A la sortie de Larache, nous quittons la nationale pour partir sur les routes secondaires. L’état de la route se dégrade peu à peu et nous sommes rapidement entourés de terres agricoles avec des champs à perte de vue. A midi, au niveau d’un village (le Douar Lahyayda) on décide d’aller voir si on peut y trouver à manger. Cela ne semble pas une mince affaire ! Nous interpellons des villageois en leur faisant le signe « manger » (les gens ne parlent pas français du tout ici) : après quelques minutes d’errance dans le village, un homme nous indique une échoppe aux vitrines vides et nous dit d’attendre 25 minutes. Hum, ok, mais encore ?… Une dame parlant quelques mots d’espagnol (la colonisation a longtemps été espagnole dans la région) nous fait comprendre que c’est une boulangerie et qu’il n’y a pas de restaurant dans ce village. Peu à peu, un attroupement d’enfants sortant de l’école se forme tout autour de nous. Cette situation est nouvelle pour nous dans ce pays, on est un peu sur le qui-vive au départ… Mais finalement les enfants sont cool et les adultes environnants les reprennent s’ils touchent aux vélos (les sonnettes amusent toujours beaucoup les enfants). Après un long moment de patience, le pain chaud sort du four ; un des hommes qui nous aide depuis le début nous paye le pain et nous propose de venir manger chez lui.

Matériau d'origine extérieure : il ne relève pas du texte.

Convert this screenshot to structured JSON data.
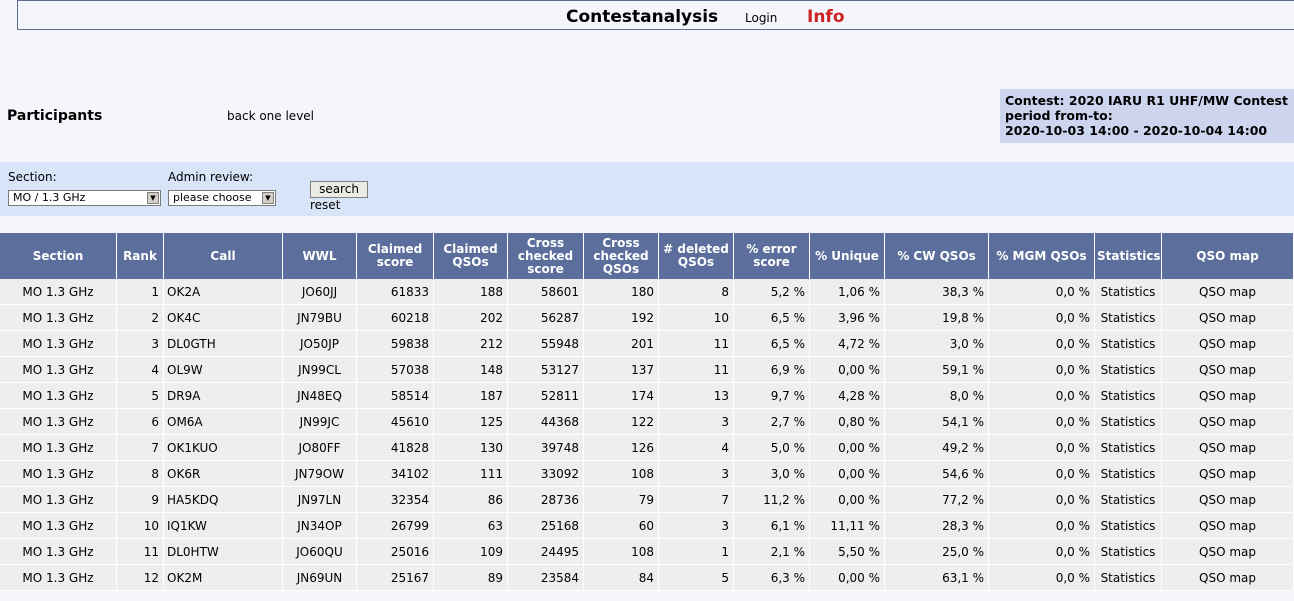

On hésite… puis on finit par accepter ! On le suit à travers les ruelles du village jusqu’à chez lui. Nous découvrons sa ferme où gambadent joyeusement des poules dans la cour, et un âne dans une étable au fond. Sa femme semble très honorée de notre visite, me serre dans les bras en répétant bienvenus et merci (en arabe). On essaie de discuter un peu mais les applications de traduction arabe ne sont pas très efficaces (ça nous rappelle la traduction chinoise il y a 10 ans !)

Il est quasiment 14h, toutes ces nouveautés semblent avoir fait oublier leur faim aux enfants. Heureusement, nous avons tout de même les petits pains ronds de la boulangerie – encore tout chaud – qui les aident à patienter. Pendant ce temps, dans la pièce d’à côté, sur un petit feu au gaz, sa femme cuisine un poulet et ses 3 filles nettoient la terrasse, le jardin, les toilettes. De nouvelles personnes arrivent : on comprend plus tard que ce sont une tante, ses filles et petits-enfants. Nos hôtes nous offrent un thé à la menthe, puis on se lave les mains au pichet et à la bassine (ils rigolent qu’on soient surpris de cette technique qui est pour eux leur quotidien).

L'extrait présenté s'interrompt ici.